Les défenseurs de Pereslavl et de son lac ont remarqué aujourd’hui que tous les arbres de la rive, depuis la plage municipale  jusque vers le monastère saint Nicolas, y compris l’embouchure de la rivière, vont être abattus pour « améliorer » : piste cyclable, béton, asphalte, un pont juste en travers de l’église, des bancs, réverbères et massifs idiots comme dans un centre commercial de banlieue européenne, et le désastre écologique assuré. Ce programme est régional et concerne aussi Rostov et Ouglitch, les ravageurs sont déchaînés. Je suis tellement consternée que je n’ai pas de mots. Partir encore ? Je suis fatiguée, j’aime bien l’évêque et les orthodoxes de Pereslavl, les cosaques, les peintres, mais ils ne font pas le poids devant de gros fonctionnaires véreux complètement incultes et stupides. J'ai écrit à tout hasard une lettre à Nikita Mikhalkov, ce qui a provoqué certains sarcasmes dans les commentaires. On verra bien.

J’ai discuté le soir avec un ami de Génia qui n’aime pas ce qui est russe. L’histoire russe n’est qu’un tissu d’horreurs (celle des pays européens n’étant que pure idylle au travers des siècles, c’est bien connu). « Quand donc la civilisation arrivera-t-elle dans ce pays ? » soupire-t-il.
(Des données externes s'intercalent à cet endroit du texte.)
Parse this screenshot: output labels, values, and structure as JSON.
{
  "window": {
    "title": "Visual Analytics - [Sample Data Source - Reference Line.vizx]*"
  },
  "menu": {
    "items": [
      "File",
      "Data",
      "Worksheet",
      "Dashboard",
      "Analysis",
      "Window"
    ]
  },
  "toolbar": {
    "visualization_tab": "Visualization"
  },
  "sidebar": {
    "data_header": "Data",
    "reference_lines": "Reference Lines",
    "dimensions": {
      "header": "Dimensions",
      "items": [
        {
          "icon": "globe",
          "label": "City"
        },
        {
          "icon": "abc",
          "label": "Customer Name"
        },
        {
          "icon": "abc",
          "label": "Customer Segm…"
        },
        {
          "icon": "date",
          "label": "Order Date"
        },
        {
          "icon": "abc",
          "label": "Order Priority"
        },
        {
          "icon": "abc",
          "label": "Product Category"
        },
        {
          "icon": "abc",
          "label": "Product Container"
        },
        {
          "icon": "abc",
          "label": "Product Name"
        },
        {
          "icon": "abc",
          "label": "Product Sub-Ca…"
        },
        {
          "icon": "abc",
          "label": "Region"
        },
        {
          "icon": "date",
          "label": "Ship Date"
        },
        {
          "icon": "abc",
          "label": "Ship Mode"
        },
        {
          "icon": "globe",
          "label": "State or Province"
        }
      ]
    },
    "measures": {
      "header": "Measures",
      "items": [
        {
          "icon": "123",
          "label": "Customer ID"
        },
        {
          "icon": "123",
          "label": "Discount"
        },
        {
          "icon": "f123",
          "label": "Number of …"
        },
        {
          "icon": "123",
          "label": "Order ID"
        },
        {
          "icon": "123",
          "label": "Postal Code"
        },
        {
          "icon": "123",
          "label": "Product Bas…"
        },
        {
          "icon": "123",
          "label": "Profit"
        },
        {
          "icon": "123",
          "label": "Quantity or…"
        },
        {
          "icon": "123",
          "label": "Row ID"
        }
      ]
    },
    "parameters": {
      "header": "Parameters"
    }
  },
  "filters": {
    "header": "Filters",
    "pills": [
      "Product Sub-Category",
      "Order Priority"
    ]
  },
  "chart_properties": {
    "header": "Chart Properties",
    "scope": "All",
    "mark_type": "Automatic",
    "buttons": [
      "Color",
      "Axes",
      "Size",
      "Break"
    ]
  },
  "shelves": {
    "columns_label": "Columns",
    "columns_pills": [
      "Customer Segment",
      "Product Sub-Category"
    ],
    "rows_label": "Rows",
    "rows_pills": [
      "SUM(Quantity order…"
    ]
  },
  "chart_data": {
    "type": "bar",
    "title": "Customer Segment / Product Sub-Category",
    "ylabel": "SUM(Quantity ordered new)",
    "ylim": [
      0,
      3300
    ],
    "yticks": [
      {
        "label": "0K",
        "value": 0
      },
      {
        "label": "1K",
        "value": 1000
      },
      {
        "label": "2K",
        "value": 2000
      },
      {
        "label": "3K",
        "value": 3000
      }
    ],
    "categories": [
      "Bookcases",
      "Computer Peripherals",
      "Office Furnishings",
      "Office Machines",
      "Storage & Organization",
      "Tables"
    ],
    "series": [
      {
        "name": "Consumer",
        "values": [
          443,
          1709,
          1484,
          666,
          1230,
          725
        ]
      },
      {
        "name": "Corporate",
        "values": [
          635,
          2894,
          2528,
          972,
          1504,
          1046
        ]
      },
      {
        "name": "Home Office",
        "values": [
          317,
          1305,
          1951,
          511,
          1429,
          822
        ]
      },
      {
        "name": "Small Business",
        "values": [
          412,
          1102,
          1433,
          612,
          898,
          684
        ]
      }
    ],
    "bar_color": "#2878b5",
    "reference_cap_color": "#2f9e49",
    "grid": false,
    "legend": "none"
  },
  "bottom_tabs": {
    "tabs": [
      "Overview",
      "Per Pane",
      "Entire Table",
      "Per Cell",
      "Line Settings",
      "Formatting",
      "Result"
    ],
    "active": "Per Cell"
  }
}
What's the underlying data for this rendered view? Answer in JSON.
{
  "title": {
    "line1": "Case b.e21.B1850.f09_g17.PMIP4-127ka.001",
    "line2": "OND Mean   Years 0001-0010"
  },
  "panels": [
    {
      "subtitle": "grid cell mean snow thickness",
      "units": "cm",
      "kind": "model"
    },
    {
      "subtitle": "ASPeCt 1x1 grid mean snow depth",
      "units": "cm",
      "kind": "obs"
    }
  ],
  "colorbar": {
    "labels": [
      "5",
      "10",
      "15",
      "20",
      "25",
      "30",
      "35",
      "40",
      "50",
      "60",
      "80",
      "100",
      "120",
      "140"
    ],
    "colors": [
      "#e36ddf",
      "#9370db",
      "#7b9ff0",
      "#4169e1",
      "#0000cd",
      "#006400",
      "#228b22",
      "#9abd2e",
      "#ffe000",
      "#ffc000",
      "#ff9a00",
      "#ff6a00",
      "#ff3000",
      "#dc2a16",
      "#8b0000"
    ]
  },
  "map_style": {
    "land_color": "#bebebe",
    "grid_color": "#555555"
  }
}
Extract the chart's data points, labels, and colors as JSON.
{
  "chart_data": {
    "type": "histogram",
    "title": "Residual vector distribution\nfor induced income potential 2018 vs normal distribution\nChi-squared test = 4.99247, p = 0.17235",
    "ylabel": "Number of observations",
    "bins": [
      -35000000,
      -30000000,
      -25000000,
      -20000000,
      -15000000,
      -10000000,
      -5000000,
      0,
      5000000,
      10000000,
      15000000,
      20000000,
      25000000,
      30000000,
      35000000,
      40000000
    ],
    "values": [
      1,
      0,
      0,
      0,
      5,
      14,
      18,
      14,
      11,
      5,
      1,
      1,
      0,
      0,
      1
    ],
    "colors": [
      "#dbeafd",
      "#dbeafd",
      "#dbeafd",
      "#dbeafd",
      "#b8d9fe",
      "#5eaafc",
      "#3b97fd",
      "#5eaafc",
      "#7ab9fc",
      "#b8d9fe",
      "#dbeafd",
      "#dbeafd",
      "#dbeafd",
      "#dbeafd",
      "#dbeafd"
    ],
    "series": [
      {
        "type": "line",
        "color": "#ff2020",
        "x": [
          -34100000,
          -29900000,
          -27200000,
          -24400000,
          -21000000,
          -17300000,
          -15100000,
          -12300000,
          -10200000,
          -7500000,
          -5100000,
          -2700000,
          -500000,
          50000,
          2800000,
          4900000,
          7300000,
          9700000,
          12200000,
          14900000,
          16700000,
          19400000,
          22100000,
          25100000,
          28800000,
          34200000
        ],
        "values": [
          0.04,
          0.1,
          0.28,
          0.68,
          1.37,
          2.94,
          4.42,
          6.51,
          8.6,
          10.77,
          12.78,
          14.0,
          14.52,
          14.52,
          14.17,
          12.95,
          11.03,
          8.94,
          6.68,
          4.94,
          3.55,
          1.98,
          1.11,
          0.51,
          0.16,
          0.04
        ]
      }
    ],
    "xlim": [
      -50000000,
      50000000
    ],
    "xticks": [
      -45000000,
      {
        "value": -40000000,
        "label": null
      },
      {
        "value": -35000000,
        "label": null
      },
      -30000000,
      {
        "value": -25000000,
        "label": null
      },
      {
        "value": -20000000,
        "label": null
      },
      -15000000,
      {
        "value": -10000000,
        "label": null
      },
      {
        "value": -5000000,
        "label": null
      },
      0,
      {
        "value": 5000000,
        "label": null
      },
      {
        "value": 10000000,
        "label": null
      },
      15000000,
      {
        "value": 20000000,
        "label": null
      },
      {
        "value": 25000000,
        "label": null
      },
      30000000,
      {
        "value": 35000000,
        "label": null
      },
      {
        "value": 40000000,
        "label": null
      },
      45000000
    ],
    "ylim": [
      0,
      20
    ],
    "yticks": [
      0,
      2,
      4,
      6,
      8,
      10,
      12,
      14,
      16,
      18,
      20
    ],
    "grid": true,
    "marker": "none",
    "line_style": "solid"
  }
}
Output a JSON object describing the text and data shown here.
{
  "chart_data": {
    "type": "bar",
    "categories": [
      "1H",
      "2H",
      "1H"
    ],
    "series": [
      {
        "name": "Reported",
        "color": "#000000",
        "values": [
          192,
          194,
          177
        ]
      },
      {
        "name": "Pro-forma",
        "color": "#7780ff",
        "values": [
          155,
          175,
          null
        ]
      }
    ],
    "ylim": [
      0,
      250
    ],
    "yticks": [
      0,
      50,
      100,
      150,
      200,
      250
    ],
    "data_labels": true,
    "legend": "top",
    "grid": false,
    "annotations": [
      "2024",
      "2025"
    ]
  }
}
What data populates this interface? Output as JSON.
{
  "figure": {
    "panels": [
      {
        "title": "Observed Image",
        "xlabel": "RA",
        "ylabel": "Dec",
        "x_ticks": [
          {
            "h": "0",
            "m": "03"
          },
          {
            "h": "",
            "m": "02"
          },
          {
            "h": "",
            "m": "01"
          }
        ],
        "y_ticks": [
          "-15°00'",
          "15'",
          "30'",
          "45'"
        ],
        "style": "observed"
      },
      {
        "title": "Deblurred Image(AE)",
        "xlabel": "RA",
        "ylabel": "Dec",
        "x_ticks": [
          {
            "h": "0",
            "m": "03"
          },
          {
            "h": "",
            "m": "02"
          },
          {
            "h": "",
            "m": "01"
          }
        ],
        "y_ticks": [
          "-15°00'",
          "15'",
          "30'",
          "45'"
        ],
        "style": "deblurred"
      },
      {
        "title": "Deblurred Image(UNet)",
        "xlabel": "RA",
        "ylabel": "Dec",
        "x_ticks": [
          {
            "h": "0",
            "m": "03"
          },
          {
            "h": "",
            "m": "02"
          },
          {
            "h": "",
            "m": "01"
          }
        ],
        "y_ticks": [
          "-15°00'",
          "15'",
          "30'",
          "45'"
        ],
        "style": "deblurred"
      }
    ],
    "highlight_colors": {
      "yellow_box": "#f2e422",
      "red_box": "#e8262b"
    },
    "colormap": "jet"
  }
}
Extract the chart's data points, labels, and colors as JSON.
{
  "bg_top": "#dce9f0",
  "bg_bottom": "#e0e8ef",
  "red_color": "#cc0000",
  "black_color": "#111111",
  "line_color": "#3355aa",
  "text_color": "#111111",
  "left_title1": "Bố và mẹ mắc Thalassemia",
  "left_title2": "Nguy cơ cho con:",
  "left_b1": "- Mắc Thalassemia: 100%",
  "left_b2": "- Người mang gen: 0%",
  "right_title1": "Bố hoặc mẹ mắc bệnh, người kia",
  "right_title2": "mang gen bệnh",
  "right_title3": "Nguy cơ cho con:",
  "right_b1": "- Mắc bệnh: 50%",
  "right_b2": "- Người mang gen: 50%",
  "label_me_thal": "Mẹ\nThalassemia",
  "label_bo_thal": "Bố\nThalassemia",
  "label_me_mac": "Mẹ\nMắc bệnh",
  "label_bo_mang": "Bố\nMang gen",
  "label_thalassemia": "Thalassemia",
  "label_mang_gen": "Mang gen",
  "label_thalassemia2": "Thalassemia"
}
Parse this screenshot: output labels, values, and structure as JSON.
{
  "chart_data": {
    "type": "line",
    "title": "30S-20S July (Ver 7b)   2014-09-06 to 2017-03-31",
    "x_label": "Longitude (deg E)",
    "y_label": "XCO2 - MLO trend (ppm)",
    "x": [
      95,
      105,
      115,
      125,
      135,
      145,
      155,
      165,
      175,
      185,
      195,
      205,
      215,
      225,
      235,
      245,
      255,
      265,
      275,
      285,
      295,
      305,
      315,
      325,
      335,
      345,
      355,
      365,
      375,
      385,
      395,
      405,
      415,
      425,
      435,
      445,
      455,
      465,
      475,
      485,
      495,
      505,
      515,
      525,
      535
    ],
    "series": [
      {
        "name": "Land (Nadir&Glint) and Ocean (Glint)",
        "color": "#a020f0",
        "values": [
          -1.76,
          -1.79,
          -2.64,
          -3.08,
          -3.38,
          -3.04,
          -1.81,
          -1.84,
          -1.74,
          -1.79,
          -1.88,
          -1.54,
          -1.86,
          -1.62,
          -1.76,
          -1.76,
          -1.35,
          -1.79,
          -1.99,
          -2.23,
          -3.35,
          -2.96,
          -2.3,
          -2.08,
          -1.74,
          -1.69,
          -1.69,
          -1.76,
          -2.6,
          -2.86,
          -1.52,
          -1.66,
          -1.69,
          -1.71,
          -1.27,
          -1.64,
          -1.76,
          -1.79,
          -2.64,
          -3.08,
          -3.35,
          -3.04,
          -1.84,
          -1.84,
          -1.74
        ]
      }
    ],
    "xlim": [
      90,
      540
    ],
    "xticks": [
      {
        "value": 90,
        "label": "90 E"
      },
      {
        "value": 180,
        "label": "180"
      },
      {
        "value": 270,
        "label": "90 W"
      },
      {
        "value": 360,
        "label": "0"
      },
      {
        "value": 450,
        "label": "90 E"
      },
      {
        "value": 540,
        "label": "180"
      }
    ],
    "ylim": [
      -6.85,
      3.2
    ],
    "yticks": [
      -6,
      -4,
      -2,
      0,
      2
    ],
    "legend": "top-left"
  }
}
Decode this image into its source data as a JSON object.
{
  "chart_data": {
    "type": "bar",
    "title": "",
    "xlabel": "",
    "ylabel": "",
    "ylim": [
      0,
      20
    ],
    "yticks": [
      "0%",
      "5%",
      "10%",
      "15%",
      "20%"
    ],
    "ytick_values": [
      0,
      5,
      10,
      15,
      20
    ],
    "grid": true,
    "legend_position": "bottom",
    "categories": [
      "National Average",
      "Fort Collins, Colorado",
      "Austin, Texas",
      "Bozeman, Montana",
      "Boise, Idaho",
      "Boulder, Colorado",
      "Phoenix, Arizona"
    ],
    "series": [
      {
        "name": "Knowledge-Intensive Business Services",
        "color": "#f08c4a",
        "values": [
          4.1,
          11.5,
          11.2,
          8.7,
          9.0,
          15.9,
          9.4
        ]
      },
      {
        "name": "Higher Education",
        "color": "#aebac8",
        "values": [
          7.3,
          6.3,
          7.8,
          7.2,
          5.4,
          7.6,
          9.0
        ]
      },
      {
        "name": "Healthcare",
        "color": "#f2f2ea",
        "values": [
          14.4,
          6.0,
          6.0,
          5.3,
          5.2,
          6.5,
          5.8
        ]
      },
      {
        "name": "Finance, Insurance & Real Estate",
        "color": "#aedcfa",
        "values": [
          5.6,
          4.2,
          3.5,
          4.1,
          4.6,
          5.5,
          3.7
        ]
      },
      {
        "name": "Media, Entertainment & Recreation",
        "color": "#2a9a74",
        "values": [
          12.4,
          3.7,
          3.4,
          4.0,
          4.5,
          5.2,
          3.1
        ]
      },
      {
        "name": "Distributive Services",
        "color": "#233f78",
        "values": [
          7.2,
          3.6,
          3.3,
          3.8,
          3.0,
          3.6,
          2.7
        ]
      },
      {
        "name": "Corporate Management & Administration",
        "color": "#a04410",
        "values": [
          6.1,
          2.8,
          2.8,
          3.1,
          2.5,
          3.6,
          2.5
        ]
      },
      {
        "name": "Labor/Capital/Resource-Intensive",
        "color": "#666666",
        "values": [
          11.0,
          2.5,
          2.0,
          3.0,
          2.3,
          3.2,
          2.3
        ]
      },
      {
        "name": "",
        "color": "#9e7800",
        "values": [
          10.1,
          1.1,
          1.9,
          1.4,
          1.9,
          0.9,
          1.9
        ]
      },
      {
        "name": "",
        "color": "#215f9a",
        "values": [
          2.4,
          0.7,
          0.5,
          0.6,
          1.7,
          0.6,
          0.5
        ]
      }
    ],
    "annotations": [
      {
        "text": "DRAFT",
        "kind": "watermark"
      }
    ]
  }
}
Elle était là avant que vous ne détruisiez tout pour aller ensuite vous balader à Paris en méprisant le champ de ruines que vous laissez s’installer.

Le problème, c’est qu’a présent, à Paris comme partout dans le monde, on voit se déchaîner le même genre de nuisibles. On les dirait pressés de tout saccager. Ils obéissent au mot d'ordre universel des suppôts de satan..

Ce soir, je suis allée à la lecture du canon de saint André de Crète, après avoir passé l'après-midi à terminer une icône en souffrance, en écoutant les psaumes par le choeur de Valaam, et lu ensuite ce canon en français. J'avais fait un jeûne complet, et je me suis rendu compte que c'était efficace. Je me sentais en manque comme lorsque j'ai arrêté de fumer, mais en même temps, complètement transparente aux prières, peut-être parce que j'étais incapable de penser; ou peut-être parce que j'avais fait un effort. La mère Hypandia me disait que Dieu souvent répond au moindre de nos efforts avec un surprenant empressement. C'était monseigneur qui lisait. Je ne comprends rien quand il nous fait des homélies, je préfère les lire sur la page de l'éparchie, mais quand il psalmodie le canon, il me donne des ailes. Et puis j'ai le texte sous les yeux.